The late afternoon sun caught on the windows of the daycare, throwing long shadows across the sidewalk as Reina adjusted Ezra's backpack on her shoulder. She had meant to cross the street quickly, avoid the black car, avoid him.
But Damian Stone wasn't the kind of man you could avoid. Not when his gaze had already locked on you like a predator tracking prey.
She stopped at the curb. Ezra wriggled in her arms, impatient. "Mommy, why are we stopping?"
Her voice stayed even. "We're just… waiting for the light."
The light was green.
She stepped onto the crosswalk anyway, each step deliberate, trying to tell herself this was fine, that Damian's sudden appearance was just coincidence. But the slow, measured way he straightened from the car as they approached told her it wasn't.
When they reached him, she kept her expression neutral. "Following me now?"
"I was in the area," he said smoothly, though his eyes had already drifted down to Ezra.
Reina shifted her grip on her son as if to block Damian's view. "We're busy. Goodbye."
But Ezra, curious and fearless, craned his neck toward the stranger. "Hi," he said brightly.
Damian's eyes—those sharp, assessing steel-gray eyes—softened for a fraction of a second. "Hi," he echoed.
Ezra grinned, showing his tiny gap between his front teeth. "Are you Mommy's boss?"
Reina's spine went rigid. "Ezra—"
Damian's mouth curved faintly, but his gaze never left the boy's face. "Something like that." His voice was calm, but there was a subtle strain under it now, like a man trying not to give away what he'd just noticed.

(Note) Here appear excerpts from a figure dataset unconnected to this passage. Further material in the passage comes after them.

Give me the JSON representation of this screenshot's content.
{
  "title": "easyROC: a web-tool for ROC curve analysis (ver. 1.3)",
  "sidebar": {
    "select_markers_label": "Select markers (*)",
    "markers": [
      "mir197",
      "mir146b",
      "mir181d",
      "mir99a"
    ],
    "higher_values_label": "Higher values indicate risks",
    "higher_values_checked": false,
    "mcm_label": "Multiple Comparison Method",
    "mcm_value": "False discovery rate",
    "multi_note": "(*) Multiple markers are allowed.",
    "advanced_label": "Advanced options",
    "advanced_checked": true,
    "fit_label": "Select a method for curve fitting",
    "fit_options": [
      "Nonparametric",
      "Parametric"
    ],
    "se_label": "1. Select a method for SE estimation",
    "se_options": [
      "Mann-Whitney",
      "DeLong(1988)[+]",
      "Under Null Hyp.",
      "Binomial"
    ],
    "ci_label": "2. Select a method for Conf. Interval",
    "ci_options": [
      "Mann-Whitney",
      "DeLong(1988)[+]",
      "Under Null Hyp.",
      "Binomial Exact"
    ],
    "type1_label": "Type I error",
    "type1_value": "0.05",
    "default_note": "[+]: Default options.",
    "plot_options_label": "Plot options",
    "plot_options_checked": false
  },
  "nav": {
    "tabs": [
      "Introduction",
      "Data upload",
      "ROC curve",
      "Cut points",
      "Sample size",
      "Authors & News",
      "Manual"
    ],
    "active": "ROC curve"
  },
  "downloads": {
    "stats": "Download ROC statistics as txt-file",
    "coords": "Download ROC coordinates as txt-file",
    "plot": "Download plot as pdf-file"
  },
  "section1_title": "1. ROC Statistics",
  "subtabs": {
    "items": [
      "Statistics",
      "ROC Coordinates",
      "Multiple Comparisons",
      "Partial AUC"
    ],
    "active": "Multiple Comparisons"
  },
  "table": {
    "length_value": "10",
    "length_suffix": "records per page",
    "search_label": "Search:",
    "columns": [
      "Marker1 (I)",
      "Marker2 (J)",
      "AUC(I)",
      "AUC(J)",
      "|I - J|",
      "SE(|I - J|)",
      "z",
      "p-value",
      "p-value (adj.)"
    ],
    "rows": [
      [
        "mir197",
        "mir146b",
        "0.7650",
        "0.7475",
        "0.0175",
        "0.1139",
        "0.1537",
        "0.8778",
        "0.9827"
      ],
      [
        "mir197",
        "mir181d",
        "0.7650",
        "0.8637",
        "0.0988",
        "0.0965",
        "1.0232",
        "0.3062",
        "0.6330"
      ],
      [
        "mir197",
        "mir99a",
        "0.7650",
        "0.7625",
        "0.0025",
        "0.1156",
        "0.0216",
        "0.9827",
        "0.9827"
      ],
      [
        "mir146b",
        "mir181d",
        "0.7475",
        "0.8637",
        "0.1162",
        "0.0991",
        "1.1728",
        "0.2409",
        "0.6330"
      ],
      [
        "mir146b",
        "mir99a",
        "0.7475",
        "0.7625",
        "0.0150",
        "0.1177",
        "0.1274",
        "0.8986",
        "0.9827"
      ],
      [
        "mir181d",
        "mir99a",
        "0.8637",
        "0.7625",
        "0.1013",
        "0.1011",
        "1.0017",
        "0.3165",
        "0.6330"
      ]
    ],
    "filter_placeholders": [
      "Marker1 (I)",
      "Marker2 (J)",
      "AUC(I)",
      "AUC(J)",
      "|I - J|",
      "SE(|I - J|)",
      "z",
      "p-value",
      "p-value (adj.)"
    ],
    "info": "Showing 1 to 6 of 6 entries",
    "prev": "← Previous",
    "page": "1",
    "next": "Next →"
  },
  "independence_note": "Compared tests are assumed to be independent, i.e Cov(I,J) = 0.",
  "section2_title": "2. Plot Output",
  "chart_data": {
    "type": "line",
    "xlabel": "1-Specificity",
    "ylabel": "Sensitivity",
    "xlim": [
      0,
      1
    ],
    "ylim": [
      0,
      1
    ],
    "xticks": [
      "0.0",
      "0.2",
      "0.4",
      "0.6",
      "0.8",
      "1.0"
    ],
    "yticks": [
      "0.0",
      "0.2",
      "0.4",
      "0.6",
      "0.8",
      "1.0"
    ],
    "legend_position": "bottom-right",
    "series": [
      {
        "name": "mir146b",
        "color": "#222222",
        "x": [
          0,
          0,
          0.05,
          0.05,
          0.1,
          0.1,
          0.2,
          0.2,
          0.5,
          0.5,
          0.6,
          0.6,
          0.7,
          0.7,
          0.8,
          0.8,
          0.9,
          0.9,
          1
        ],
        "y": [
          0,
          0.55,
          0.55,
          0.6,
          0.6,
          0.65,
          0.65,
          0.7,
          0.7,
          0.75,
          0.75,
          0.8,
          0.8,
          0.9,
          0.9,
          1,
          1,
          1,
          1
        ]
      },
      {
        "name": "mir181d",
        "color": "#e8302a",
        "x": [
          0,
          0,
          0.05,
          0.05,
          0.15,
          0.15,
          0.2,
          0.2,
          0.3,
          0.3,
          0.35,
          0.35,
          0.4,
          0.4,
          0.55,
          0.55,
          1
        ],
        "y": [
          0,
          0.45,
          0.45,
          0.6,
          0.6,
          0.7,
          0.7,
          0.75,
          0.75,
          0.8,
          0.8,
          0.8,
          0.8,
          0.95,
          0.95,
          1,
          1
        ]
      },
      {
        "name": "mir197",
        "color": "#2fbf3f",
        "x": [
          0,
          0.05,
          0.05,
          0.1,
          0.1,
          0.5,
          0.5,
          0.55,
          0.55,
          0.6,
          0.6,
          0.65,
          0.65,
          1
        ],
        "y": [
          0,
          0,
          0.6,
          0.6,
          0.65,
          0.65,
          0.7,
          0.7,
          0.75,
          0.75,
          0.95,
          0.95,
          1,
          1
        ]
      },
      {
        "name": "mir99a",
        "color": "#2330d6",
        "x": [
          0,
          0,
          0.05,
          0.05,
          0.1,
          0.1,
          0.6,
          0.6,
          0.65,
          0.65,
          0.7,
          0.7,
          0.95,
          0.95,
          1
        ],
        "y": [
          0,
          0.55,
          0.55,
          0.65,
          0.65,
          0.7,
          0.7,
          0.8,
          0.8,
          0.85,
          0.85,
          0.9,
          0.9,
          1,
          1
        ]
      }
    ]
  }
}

Ezra tilted his head, studying him with a strangely familiar intensity. "You have eyes like mine."
The words hit the air like a dropped glass.
Reina felt her stomach clench. She wanted to laugh it off, say something sharp, but Damian's expression froze in place—and she saw it. Recognition. Calculation. And something dangerous threading in.
"Do I?" he asked softly.
Ezra nodded with absolute certainty. "Mommy says my eyes are special. Like storm clouds."
Damian's lips pressed into a thin line, his gaze flicking briefly to Reina. "Storm clouds," he repeated, almost to himself.
Reina forced a smile that felt like glass splinters in her cheeks. "Alright, that's enough chatter. We have to go." She started walking, but Damian's voice followed her.
"Reina."
She stopped, turned halfway.
His eyes were on her now, narrowed, sharp. "We'll talk soon."
It wasn't a request.
---
They were halfway home before Ezra piped up again. "Is he nice?"
"No," she said without hesitation.
"But he looks nice."
She tightened her grip on the steering wheel. "Looks can lie."
Ezra considered that for a while, then asked the question she dreaded. "Do I know him?"
Her throat closed. "No, baby. You don't know him."
---
That night, after Ezra was asleep, Reina sat at her kitchen table with the lights off, the city's glow bleeding in through the blinds. She could still see Damian's face in that moment—how his gaze had gone from casual curiosity to sharp suspicion in a heartbeat.
Three years she'd kept Ezra hidden. Three years of staying under the radar, of cutting ties, of building a new life from the ashes of the old. And in less than a minute, Damian Stone had looked at her son and seen something she'd prayed no one else would notice.
Her fingers clenched around her coffee mug.
If Damian had even the faintest suspicion… he wouldn't stop.
---
Damian couldn't sleep.
He sat in his penthouse office, the city sprawled below like a web of lights, Ezra's words looping in his head.
You have eyes like mine.
The boy's face. The way he tilted his head, the stubborn set of his little jaw. Damian had seen that expression before—in a mirror, in old photographs, in memories he'd tried to bury.
He opened the encrypted file on his laptop. A single folder sat there, untouched for years: Sabrina.
Inside, hundreds of photos. Their wedding day. The trip to Santorini. A shot of her laughing in the kitchen, flour on her cheek.
And one picture in particular—Sabrina standing on their balcony, sunlight catching the silver in her storm-gray eyes.
He clicked between the photo and the memory of the boy.
Same eyes. Same impossible color.
It was ridiculous. Reina Blake was not Sabrina Stone. Sabrina was dead. He had stood over the wreckage of her car, seen the blood. The police report had been conclusive.
And yet…
Damian leaned back, staring at the ceiling. If Reina was Sabrina, then t
he boy—Ezra—
He exhaled sharply, pushing up from his chair. He needed answers, and he needed them now.